‘Ghost in the Shell’ a White-Washed, Dumbed-Down, Snore-Fest

In the future, when cybernetic enhancement has replaced silicon enhancement and almost everyone is part robot, a cyborg named Major is dispatched to find a cyber-terrorist who is hacking the minds of the upper management of a robotics firm and soon finds herself in a mystery that not only consumes her present, but also her past.

All right… elephant in the room.

I’m sure you’ve heard at least one person complaining about this, but Scarlett Johansson, in case you haven’t noticed, isn’t Asian nor is most of the cast in this movie that originally started out as manga and anime. I’ve said it a million times, most recently when I reviewed Kubo and the Two Strings — a movie I loved that wouldn’t even allow Asian actors’ voices to appear as major characters in it. Yes, white-washing is a thing and it’s stupid and racist. There’s absolutely no reason why Asian actors can’t play Asian parts in movies influenced by Asian culture. It’s stupid and it’s racist, and its insulting — not only to Asian actors, but to the general audience who the studios assume would reject an Asian-led movie.

But, there’s nothing that can be done about it now. The movie is made and, as stupid as the white-washing is, it would be petty to hold that against it. What I would rather hold against it is the plodding and slow plot, the complete lack of chemistry between the leads, and the unnecessary dumbing down of the very philosophy that drove the Ghost in the Shell anime. The entire question of what separates humans and technology is mostly absent in this movie and that’s probably the greatest tragedy of all.

Now, before you write me off as some Ghost in the Shell fanboy, let me defend myself for a moment — I only just watched the original anime earlier this year. I don’t have any nostalgic attachments to it and, quite honestly, I’m not a fan of anime as a whole. It just doesn’t do it for me. What I liked most about the Ghost in the Shell anime was the philosophy behind it, even though it was delivered with all of the subtlety of a sledgehammer. When do you start calling a cybernectically enhanced person a robot and when can you start calling an AI a lifeform? These are real questions that can’t be answered, but playing in that gray area was something about the anime that I found very appealing.

The live action version takes that question and turns it into a very familiar story of an amnesia case looking for her past and… it’s not even comparable.

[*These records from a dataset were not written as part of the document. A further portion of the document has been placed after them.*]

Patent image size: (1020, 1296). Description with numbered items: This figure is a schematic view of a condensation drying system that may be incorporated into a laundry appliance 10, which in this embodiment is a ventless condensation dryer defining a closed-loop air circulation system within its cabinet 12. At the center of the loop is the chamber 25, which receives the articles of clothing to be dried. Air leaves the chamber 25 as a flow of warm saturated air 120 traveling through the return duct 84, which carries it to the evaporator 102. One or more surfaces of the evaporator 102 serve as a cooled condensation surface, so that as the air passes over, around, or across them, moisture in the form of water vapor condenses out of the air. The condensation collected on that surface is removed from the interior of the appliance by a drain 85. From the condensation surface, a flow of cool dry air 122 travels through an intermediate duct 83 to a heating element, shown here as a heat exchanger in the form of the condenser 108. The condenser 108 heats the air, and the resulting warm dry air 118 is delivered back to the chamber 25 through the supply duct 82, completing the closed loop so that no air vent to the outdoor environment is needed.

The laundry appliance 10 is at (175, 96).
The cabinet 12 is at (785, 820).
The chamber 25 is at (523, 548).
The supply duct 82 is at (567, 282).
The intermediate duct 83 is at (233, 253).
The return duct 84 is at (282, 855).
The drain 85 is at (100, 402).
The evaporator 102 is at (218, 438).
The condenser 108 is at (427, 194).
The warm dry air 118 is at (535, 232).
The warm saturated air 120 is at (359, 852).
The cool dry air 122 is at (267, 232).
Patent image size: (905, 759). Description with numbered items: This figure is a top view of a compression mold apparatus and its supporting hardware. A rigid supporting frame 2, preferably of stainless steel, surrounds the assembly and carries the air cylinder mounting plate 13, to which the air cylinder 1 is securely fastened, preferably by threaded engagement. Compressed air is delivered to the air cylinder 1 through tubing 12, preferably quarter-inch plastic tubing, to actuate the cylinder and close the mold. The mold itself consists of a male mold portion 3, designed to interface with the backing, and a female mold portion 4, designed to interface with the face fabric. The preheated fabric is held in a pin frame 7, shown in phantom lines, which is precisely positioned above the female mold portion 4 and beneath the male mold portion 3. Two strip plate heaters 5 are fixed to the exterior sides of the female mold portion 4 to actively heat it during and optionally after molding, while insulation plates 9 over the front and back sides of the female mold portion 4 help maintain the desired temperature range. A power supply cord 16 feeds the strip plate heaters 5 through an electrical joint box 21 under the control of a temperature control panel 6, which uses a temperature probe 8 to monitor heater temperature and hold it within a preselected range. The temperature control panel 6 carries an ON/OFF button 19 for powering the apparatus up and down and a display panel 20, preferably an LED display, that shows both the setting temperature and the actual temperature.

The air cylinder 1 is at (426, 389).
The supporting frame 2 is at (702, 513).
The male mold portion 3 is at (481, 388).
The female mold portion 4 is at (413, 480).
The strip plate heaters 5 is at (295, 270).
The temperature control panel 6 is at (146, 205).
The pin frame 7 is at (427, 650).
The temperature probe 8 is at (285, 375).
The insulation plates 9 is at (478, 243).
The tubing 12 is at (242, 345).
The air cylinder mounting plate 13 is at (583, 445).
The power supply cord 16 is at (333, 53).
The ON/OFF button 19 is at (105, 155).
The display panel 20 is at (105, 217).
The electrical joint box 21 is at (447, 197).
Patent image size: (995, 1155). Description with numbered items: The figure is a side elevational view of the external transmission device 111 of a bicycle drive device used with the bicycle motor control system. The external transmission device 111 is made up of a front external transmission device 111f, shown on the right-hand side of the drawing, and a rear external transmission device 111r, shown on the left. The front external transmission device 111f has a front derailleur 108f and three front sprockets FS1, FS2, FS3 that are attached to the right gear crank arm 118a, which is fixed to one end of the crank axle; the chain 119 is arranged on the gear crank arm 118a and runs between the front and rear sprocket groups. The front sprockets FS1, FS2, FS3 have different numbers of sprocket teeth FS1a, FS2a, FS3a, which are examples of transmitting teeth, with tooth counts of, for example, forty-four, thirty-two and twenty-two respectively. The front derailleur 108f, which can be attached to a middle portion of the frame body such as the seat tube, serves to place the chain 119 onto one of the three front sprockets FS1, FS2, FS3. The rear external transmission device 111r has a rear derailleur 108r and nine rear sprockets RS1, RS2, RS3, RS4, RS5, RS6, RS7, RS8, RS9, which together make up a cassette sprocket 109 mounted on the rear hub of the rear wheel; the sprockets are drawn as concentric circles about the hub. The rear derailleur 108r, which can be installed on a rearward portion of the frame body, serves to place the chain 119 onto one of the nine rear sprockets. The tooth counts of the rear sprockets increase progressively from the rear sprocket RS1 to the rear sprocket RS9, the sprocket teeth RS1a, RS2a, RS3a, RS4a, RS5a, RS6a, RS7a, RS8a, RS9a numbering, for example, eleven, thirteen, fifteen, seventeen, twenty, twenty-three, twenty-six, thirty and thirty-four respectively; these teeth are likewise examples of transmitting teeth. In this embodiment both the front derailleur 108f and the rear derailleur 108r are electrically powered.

It’s a compromise that not only comes off as lazy, but also doesn’t trust the audience to have the brainpower to ponder an unanswerable question.

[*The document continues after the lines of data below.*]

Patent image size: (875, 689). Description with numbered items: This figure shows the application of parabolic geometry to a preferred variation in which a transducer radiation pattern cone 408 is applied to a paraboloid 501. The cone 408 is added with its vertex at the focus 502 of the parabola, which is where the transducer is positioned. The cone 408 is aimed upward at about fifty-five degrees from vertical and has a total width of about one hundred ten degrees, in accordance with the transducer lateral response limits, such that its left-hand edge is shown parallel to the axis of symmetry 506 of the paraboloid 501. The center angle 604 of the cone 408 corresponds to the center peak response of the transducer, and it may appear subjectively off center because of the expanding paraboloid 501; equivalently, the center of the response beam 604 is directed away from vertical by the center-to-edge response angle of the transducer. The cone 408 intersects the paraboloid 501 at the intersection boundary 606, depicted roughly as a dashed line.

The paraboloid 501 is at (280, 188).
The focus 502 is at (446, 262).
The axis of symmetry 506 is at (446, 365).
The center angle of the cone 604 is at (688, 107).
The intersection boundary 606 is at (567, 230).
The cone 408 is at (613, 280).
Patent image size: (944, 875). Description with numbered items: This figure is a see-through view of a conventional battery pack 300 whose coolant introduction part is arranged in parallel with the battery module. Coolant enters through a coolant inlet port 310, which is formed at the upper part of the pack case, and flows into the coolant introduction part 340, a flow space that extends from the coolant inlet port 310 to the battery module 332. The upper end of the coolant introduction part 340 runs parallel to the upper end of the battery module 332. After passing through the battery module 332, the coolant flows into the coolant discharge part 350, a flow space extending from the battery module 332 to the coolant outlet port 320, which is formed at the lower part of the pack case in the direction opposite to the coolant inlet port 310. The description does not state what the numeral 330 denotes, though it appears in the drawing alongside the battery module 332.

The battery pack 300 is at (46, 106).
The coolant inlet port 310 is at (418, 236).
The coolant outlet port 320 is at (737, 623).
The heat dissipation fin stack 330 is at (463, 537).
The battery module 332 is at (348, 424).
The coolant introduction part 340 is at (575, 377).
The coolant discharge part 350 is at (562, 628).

So, not only does the people behind this movie think the audience is just as racist as they are, but they also think we’re too stupid for elementary level philosophy.

Sigh…

The world of Ghost in the Shell is amazing. Painstaking care was put into translating the anime to life. The buildings are alive, the skyline is a technological dream or nightmare depending on how you look at it, and some of the original movie’s scenes are recreated virtually shot-by-shot.

But, it all feels so empty and insincere. This is someone going through the motions… creating an amazing landscape and putting very little in it.

This is not a terrible movie, but it is a movie that I found myself growing bored in. Nothing seemed to really click… the performances were off, the editing was odd.

I’m not an idiot, I knew from the start that there would be changes between the anime and this movie, but what I don’t understand is why Hollywood will remake something without improving it in some way. Sure, you can argue that they were bringing Ghost in the Shell to a larger audience that perhaps haven’t heard of it before, but this version is so underwhelming, you almost have to ask why they even bothered with that.